Der stumme Geweihte trat einen Schritt auf das Erhabene Paar zu und reichte dem Hohen Vater einen kleinen Tiegel. "Travia, dies ist Asche aus dem Heiligen Herdfeuer. Damit wollen wir Ihre Stirn zeichen", nacheinander trat er auf die knienden Rittersleute zu und zeichnete ihre Stirn mit einer stilisierten Gans. Ein Zeichen welches auch viele Pilger trugen, wenn sie ihre Heimat auf der Pilgerfahrt gen Rommilys verließen.

Während er noch fortfuhr, sprach die Hohe Mutter weiter. "Kampf ist es, den ihr erwartet und in jugendhaftem Leichtsinn womöglich in euren Herzen auch erhofft. So lasst Euch Sankt Travinian stets Mahnung und Ansporn sein."
Kaum hatte sie geendet ergriff die Gerichtsherrin der Rommilyser Mark das Wort. Sie hatte ein einfaches Büchlein aufgeschlagen und begann daraus vorzutragen:
„So lernte der Heilige Travinian zunächst zu Fechten und zu Töten und zog in den schrecklichen Jahren der Magierkriege als Kämpfer durch das Land, immer bereit zu töten und Blut zu vergießen. Er war mitleidlos und selbstsüchtig und bereicherte sich auch an denen, die wenig hatten. Dies missfiel Travia und so verfluchte sie den blutdurstigen Kämpfer, dass er sich ohne Ross, Waffe und Rüstung im Wald wiederfand und niemand ihn mehr aufnehmen wollte. So zog er lange umher und verzweifelte mehr und mehr an seiner Lage. In den Trollzacken schließlich sank er demütig in einer Grotte zu Boden und bat Travia um Gnade und flehte um Erlösung von seinem Fluch. Und tatsächlich erbarmte die Gütige Mutter sich seiner, erschien ihm und nahm den Fluch von ihm, nachdem sie die Reue in seinem Herzen gesehen hatte. Und er dankte es ihr und erbaute an der Stelle, da sie ihm erschienen war, das Kloster Wolfskopf, in dem noch heute jeder Reisende traviagefällige Unterkunft erhält. Doch Travinian selbst zog weiter und versuchte nun Hoffnung, Frieden und Freundschaft unter die Menschen zu tragen, denen er zuvor nur Leid gebracht hatte. Es war schließlich in Rommilys, dass sein Schicksal sich erfüllte. Als eine Gruppe finsterer Magier die Herrschaft über die Stadt mit Hilfe von Dämonen gewinnen wollte, zog er allein und bar einer Waffe gegen sie und flehte im Namen Travias um Verschonung für den Ort und die Menschen darin, welche ihn Heim nannten. So stand er allein vor der Horde von frevelhaften Kreaturen, die ihn in Stücke reißen wollten – doch die Kraft der alveranischen Mutter erfüllte ihn dermaßen, dass die Schrecken ob der Macht des Friedens, der Freundschaft und auch des Opferwillens geblendet vergingen. So ward Rommilys durch die Tat Travinians vor der dämonischen Verheerung gerettet, doch der Heilige selbst zahlte einen hohen Preis für diesen friedlichen Kampf, der all seine Kraft gekostet hatte, so dass er kurz darauf verstarb. Erfüllt war der Himmel vom Rauschen Yalsicors hiernach, als er die Seele des Heiligen gen Alveran trug."

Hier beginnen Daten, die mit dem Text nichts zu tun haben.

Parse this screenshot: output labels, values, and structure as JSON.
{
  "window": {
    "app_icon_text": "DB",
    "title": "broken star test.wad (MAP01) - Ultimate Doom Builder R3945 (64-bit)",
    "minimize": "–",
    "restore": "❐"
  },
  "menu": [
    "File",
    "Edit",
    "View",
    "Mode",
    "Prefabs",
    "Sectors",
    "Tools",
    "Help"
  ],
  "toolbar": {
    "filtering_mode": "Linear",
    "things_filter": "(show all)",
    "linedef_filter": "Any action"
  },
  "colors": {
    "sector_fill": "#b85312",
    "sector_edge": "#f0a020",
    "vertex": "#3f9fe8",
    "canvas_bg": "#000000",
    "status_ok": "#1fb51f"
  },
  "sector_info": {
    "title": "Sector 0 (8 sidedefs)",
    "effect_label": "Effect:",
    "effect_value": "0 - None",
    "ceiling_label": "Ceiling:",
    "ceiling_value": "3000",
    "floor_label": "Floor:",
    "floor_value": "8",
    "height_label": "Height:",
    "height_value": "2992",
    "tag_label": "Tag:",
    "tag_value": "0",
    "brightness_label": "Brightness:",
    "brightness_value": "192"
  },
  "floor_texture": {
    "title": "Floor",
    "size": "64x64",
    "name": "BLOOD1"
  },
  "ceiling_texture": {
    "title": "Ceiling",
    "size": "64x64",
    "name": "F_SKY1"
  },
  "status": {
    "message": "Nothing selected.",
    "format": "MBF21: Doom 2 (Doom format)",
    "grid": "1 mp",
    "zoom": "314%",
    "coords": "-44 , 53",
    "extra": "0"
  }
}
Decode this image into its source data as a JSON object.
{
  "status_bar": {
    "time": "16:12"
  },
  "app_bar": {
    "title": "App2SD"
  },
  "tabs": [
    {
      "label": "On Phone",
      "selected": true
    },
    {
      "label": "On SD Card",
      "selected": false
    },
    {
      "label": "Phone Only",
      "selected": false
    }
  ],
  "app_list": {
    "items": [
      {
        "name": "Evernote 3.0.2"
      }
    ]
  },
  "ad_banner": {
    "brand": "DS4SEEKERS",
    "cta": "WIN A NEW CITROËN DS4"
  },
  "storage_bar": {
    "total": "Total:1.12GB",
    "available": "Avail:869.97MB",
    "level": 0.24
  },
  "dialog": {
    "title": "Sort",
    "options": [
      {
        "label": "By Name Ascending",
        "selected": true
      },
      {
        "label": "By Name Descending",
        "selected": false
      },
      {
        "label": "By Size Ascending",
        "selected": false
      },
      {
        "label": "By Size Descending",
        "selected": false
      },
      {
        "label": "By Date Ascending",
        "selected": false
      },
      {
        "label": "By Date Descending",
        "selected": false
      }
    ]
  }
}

"Travia ist strafend und Sie ist Vergebung, vergesst das nie! Ihr begehrt Ihren Segen und wollt ihr ihn gewinnen und erhalten, so tragt dies stets fest in Euren Herzen."

Trautmann hatte alle vor ihm gezeichnet und reichte dem Geweihten die Schale zurück. "So lasst uns die Herrin nun um ihren Segen bitten." Das Erhabene Paare wandte sich dem Altar zu und kniete vor ihm, die beiden anderen Diener der Göttin taten es ihnen gleich. Gemeinsam begannen sie das als Gebet der Pilger bekannte 'Travias Gänseflug' und kaum das sie geendet hatten begannen sie es von vorne. Ein gutes Stundenmaß wiederholten sie die Worte wieder und wieder:

"Gleich der Gänseschar – ziehen wir zu Dir.
Groß ist die Gemeinschaft – Güte bist Du.

Wir sind friedfertig – bescheiden und fromm.
Große Barmherzigkeit – Treue bist Du.

Fürsorge nehmen – Mitleid geben wir.
Warm ist Dein Herdfeuer – Heimat bist Du.

Schau auf die Uns‘ren – sie bleiben daheim.
Schenk ihnen Zuversicht – Freundschaft bist Du."

Ruhe herrschte danach für eigene Augenblicke, ehe sich die Geweihten erhoben. Ein leichter Glanz lag in ihrer aller Augen. Das Erhabene Paar trat einen Schritt zur Seite und deutete auf den Altar.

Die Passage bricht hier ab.